= Rajasthan Forest Service =

State service of the Government of Rajasthan, India

The Rajasthan Forest Service (RFS) is one of the state services of the Government of Rajasthan, the prominent two being the Rajasthan Administrative Service (RAS) and the Rajasthan Police Service (RPS). The officers of Rajasthan Forest Service are governed by the provisions of The Rajasthan Forest Service Rules, 1962.

==Posts==
RFS officers start service as Assistant Conservator of Forests (ACF) (Hindi: सहायक वन संरक्षक) and Forest Range Officer (FRO) (Hindi: वन रेंज अधिकारी) in training period. The senior position among these is the ACF, which after considerable time, gets promoted to Deputy Conservator of Forests (DCF) (Hindi: उप वन संरक्षक).
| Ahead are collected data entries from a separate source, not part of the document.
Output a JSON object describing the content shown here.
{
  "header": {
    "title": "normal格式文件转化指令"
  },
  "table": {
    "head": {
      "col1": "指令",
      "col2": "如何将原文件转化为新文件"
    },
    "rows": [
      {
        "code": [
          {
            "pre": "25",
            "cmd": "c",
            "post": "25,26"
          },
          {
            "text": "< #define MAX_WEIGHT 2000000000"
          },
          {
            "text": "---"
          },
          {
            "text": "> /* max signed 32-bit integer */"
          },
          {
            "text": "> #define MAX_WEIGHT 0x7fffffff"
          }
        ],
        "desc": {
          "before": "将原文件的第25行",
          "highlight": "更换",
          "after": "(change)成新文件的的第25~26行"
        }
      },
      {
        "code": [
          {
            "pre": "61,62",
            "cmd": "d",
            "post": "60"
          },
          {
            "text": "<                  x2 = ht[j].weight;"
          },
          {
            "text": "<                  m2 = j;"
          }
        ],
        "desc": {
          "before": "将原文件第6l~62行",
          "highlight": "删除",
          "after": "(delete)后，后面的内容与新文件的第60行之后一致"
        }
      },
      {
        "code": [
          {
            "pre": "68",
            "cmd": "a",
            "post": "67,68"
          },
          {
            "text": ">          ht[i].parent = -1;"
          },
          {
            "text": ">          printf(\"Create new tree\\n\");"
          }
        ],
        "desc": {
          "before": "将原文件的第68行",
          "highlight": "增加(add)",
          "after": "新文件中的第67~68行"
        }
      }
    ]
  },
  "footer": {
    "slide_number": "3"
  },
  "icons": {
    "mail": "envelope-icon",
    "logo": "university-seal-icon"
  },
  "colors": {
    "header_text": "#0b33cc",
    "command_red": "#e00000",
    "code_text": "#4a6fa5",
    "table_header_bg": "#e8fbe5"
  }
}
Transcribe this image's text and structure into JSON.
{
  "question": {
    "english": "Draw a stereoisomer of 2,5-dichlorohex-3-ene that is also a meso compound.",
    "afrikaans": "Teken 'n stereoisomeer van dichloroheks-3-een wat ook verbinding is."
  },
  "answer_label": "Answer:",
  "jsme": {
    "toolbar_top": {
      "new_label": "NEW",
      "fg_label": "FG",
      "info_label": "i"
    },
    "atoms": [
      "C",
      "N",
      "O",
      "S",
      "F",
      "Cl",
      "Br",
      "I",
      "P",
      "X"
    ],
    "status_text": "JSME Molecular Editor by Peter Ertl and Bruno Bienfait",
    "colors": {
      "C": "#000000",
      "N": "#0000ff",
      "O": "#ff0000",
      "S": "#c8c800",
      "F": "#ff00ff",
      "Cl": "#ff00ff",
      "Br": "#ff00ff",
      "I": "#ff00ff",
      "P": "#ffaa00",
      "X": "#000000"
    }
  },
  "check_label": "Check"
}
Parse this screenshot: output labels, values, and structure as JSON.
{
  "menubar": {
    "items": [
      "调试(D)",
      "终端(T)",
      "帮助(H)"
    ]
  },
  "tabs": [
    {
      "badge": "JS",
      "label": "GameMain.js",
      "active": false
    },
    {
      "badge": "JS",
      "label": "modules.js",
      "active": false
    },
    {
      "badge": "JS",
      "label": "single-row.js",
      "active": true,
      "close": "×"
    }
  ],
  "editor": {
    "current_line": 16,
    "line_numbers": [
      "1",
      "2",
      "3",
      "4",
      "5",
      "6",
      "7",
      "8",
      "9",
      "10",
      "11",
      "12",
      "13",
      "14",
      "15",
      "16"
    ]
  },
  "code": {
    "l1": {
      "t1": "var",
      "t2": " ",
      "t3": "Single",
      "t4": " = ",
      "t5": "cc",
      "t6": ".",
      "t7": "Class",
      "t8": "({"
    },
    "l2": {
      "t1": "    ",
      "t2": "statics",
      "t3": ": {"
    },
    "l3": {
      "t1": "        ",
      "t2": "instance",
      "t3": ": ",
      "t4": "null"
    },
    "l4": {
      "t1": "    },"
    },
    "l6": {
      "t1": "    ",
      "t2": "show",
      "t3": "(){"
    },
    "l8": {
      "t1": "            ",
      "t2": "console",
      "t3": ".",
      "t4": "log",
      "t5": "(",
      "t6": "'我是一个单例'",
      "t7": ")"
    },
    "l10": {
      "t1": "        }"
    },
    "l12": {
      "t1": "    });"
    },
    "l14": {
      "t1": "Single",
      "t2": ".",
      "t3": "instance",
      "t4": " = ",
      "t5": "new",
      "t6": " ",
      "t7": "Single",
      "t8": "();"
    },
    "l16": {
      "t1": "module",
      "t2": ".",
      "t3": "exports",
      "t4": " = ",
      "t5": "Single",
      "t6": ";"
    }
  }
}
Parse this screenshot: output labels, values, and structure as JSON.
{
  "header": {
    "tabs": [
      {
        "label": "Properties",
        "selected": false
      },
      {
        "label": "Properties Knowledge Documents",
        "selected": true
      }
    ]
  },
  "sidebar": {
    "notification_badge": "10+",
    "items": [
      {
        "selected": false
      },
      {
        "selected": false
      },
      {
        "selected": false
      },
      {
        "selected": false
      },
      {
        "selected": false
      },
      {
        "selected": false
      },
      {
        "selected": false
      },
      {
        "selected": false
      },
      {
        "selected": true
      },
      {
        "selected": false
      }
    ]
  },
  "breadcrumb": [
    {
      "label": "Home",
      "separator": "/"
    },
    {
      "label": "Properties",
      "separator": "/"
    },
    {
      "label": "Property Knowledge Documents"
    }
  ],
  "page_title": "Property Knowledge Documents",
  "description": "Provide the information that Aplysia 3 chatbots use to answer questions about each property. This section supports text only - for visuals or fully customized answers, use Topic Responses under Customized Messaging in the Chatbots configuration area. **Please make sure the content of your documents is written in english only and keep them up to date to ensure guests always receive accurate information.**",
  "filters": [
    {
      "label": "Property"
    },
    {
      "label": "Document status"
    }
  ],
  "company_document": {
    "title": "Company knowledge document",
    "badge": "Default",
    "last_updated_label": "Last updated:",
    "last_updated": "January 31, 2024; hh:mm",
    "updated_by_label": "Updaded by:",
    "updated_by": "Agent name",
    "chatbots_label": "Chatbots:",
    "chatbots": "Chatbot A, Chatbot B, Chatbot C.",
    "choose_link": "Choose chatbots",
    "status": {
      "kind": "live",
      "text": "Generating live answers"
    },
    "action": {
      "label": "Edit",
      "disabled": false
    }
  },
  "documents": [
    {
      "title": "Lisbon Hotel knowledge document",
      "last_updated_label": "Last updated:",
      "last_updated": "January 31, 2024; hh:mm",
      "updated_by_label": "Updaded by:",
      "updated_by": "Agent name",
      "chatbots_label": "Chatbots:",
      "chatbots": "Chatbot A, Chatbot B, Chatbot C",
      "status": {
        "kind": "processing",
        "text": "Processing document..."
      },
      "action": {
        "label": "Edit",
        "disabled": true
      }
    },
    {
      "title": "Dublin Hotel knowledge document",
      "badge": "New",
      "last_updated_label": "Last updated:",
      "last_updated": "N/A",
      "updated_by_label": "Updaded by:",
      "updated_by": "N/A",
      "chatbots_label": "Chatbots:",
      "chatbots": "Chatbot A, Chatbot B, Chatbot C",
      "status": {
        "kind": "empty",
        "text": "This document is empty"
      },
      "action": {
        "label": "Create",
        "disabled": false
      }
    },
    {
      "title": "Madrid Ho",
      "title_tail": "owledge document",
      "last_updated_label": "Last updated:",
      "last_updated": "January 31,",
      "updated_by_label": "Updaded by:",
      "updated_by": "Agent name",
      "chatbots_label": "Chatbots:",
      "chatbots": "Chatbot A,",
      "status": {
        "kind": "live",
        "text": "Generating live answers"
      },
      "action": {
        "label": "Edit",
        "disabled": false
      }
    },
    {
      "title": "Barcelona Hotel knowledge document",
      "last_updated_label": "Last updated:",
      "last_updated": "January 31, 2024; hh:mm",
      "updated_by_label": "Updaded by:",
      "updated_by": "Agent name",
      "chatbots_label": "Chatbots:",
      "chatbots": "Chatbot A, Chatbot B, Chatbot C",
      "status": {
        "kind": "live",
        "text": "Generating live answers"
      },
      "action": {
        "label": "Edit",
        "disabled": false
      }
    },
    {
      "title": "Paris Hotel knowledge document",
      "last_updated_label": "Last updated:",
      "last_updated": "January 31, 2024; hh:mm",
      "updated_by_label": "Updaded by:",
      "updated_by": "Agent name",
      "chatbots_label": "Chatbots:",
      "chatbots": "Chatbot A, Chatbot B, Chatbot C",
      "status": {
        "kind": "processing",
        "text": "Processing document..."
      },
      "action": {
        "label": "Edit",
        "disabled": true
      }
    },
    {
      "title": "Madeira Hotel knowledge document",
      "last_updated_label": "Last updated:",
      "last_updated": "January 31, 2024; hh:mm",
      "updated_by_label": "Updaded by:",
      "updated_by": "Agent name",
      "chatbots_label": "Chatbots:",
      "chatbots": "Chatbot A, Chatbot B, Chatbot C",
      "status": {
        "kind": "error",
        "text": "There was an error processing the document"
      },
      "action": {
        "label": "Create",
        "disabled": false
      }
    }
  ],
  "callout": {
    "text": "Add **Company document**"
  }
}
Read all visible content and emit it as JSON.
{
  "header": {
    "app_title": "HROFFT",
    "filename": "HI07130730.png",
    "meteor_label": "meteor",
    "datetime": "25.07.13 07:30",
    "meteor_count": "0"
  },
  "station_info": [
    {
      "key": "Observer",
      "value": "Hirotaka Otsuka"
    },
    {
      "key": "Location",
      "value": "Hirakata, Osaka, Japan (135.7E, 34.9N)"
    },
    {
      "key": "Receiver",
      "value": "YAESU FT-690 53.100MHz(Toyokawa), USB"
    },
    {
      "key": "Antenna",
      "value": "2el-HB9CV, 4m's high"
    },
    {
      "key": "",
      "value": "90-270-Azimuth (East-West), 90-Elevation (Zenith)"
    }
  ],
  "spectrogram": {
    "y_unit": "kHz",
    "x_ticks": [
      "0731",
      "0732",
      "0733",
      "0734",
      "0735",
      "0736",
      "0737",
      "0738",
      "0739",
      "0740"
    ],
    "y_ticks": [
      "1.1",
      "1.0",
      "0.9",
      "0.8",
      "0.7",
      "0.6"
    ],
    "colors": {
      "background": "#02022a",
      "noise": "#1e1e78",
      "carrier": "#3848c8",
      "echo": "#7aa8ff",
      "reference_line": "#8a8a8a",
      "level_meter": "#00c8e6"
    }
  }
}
There are five salary-scales in RFS.

==Recruitment==
Officers are recruited through an open competitive examination conducted by the RPSC. A separate competitive exam is conducted for recruitment of following officers of the service -
 1. Assistant Conservator of Forest (ACF)
 2. Forest Range Officer (FRO).

Recently, the Government of Rajasthan has given "out of turn" appointment to 29 sports medallists to different state services, including appointment of 5 sports medallists as Assistant Conservator of Forests (ACF) in RFS.